Principal Investigator Daniel Sanchez
Project Website http://qcri.csail.mit.edu/node/24
Current shared computing platforms, from small clusters to large datacenters, suffer from low utilization, wasting billions of dollars in energy and infrastructure every year. Low utilization stems from a disconnect between layers of the hardware and software stack. The goal of this proposal is to investigate and develop integrated intra- and inter-node resource management techniques that provide both near-peak utilization and guaranteed high performance in shared environments.

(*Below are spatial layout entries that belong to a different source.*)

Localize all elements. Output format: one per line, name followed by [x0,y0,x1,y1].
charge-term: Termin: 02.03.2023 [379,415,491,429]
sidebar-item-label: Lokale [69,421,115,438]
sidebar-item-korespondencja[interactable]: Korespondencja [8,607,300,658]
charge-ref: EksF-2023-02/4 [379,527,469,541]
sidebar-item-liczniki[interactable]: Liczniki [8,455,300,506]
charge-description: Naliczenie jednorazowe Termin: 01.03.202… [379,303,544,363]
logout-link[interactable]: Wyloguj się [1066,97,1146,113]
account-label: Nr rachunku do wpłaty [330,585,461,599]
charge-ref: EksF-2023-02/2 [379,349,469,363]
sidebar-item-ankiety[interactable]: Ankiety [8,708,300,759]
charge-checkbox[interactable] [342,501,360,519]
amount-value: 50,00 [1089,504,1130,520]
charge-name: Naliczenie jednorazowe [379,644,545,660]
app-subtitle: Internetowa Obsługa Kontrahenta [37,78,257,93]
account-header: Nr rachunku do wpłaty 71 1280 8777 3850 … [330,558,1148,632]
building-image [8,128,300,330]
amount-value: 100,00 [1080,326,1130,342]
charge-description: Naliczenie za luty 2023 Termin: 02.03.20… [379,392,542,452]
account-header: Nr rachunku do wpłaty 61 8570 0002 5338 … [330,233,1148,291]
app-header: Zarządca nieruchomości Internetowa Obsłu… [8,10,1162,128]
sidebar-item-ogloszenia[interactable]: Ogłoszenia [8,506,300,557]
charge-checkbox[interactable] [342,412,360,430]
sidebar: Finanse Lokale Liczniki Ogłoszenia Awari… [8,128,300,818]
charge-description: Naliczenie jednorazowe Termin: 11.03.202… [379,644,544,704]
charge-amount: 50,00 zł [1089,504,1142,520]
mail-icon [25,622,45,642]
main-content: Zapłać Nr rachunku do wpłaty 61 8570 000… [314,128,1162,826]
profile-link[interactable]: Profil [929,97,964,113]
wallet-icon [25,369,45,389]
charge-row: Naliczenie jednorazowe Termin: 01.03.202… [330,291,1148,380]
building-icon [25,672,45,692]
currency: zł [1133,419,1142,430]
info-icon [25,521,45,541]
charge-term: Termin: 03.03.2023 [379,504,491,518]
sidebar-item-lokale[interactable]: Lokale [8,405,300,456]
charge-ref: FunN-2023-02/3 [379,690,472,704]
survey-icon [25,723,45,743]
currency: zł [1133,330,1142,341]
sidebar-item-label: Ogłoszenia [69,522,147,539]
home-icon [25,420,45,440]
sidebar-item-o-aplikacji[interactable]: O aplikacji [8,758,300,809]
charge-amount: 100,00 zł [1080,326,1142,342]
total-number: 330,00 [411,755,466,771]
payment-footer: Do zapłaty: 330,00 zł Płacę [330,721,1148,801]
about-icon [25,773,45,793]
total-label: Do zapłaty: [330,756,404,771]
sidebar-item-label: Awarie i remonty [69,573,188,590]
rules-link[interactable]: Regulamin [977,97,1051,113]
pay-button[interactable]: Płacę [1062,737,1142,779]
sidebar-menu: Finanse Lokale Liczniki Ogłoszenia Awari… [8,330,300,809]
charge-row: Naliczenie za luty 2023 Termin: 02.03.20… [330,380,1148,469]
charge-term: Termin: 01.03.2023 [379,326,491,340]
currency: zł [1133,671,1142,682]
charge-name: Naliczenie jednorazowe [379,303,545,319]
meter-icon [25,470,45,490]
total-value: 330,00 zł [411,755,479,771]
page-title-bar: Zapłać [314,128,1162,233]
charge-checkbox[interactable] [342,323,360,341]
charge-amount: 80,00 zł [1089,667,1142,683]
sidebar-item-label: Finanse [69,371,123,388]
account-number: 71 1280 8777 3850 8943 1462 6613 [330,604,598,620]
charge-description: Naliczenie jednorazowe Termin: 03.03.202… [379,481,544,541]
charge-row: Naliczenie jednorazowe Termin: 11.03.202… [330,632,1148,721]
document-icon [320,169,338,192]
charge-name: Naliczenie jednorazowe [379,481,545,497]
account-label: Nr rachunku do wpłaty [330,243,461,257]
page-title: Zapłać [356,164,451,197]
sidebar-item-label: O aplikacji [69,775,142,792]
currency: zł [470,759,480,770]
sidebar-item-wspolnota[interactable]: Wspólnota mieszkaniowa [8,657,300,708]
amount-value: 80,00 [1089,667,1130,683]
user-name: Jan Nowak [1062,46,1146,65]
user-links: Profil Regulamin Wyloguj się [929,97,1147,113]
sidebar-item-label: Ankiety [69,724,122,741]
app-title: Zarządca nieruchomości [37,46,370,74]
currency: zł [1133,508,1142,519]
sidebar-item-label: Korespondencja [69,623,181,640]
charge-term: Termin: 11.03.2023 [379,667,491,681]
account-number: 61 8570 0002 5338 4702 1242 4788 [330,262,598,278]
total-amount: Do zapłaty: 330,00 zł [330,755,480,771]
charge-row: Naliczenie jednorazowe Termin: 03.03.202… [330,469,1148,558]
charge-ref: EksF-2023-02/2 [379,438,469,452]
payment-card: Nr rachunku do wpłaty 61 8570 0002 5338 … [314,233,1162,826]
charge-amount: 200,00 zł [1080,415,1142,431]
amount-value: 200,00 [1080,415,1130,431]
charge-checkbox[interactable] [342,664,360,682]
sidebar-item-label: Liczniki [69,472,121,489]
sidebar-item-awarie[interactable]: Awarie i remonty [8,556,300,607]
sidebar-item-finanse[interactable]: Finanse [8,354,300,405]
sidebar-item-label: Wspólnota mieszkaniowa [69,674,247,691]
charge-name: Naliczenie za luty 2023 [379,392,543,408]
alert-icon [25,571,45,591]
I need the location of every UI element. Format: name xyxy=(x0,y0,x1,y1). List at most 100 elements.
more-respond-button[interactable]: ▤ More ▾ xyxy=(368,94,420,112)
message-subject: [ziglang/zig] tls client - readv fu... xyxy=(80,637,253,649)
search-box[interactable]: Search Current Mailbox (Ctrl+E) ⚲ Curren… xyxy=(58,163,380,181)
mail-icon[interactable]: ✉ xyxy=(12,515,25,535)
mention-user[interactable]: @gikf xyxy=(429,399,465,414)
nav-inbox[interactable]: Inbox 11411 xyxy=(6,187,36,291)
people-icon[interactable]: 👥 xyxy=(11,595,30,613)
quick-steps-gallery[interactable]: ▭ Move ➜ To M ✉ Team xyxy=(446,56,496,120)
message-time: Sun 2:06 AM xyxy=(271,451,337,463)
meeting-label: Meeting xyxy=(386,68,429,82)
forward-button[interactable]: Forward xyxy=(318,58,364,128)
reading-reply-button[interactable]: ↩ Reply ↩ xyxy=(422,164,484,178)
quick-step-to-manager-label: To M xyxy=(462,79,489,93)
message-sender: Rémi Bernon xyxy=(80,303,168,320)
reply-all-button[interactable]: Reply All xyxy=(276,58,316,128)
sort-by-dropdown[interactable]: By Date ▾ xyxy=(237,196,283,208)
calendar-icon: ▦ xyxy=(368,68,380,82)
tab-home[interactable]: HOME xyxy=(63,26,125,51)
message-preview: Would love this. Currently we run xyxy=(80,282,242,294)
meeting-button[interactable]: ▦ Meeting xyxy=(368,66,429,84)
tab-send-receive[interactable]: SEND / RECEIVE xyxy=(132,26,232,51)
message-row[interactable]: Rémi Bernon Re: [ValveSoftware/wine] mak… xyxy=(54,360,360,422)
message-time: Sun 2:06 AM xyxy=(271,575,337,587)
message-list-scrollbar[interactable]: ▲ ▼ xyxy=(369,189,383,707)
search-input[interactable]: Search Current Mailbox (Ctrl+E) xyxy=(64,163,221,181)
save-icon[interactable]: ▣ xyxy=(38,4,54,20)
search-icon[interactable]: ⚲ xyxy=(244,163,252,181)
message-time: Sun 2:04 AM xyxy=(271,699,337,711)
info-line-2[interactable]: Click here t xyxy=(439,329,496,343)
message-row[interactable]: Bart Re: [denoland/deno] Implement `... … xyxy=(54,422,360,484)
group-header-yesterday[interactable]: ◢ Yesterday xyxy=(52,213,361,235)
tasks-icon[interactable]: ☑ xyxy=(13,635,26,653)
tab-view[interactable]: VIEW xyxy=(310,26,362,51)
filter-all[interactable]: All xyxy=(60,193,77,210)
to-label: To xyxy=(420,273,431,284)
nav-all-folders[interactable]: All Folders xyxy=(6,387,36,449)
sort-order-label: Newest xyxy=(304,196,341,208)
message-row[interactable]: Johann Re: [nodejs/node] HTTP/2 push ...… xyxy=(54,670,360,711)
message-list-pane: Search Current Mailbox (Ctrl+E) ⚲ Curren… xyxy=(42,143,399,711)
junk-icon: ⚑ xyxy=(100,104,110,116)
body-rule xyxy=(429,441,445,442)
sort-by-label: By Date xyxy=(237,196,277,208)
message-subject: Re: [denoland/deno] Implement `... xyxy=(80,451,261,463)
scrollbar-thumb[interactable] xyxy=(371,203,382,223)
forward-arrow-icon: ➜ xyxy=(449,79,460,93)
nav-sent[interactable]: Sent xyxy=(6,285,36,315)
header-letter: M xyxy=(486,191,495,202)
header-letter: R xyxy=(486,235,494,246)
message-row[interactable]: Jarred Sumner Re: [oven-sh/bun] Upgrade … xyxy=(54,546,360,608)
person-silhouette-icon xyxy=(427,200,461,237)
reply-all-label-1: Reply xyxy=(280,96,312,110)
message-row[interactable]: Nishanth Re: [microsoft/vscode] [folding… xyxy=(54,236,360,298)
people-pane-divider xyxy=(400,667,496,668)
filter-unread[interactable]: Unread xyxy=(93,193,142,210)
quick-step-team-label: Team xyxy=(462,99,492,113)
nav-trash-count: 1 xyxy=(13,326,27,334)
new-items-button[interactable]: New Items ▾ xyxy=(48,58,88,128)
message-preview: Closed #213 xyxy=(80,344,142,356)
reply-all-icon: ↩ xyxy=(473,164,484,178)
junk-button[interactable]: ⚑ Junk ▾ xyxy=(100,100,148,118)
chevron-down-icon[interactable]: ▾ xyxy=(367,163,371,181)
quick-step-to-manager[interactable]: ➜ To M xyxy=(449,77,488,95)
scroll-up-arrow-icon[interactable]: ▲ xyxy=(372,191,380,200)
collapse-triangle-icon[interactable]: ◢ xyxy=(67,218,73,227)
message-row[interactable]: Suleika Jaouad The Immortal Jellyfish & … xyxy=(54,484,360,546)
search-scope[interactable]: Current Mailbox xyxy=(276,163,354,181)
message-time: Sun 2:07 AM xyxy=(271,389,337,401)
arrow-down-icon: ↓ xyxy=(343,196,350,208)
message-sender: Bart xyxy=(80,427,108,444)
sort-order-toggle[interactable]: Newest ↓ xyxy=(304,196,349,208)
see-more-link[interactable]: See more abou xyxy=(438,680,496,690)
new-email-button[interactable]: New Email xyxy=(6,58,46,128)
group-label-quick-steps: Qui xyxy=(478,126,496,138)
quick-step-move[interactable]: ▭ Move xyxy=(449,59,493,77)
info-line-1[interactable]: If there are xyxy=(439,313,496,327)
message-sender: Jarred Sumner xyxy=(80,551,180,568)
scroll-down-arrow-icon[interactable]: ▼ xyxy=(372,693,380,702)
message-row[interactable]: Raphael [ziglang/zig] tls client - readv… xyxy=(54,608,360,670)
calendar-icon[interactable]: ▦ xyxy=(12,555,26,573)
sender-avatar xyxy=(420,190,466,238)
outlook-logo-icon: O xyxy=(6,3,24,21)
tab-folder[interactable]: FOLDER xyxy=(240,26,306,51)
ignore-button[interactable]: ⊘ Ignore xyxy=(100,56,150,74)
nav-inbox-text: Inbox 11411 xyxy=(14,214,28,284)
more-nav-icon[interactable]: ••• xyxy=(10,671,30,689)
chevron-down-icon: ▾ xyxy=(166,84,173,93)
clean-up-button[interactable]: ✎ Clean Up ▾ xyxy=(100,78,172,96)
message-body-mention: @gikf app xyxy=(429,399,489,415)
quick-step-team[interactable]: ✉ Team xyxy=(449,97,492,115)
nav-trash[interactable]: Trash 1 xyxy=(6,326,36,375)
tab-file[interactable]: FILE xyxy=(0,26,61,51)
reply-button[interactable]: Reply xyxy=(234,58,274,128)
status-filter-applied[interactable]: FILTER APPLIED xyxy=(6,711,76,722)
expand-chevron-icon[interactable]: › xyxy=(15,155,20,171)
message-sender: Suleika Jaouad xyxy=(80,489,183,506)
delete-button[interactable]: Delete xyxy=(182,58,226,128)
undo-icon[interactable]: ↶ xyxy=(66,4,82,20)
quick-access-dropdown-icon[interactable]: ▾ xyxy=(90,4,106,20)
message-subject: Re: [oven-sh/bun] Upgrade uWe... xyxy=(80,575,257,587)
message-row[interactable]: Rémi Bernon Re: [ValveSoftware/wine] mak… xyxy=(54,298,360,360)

To this end, this project consists of three main thrusts:
(1) Elastic multicore systems, which combine recent hardware support for fast resource management with a novel software runtime to make hardware adaptation work for, not against, performance guarantees. Elastic multicores will use different hardware resources (such as cores, caches, and power) to achieve a given performance target as efficiently as possible, and safely share resources among guaranteed-performance and best-effort applications.
(2) Novel solutions to enable collaborative multi-tenancy, where resource-intensive workloads are co-scheduled and placed using fine-grained, automatically-collected resource usage profiles, considering aspects such as cache and memory bandwidth sharing.
(3) A shared system prototype that enables QF computing users to aggressively colocate applications on shared many-core nodes. The system will guarantee the latency requirement of performance-critical tasks (such as Al Jazeera video processing) while achieving high system utilization with intelligent placement of batch tasks such as HPC and data analytics.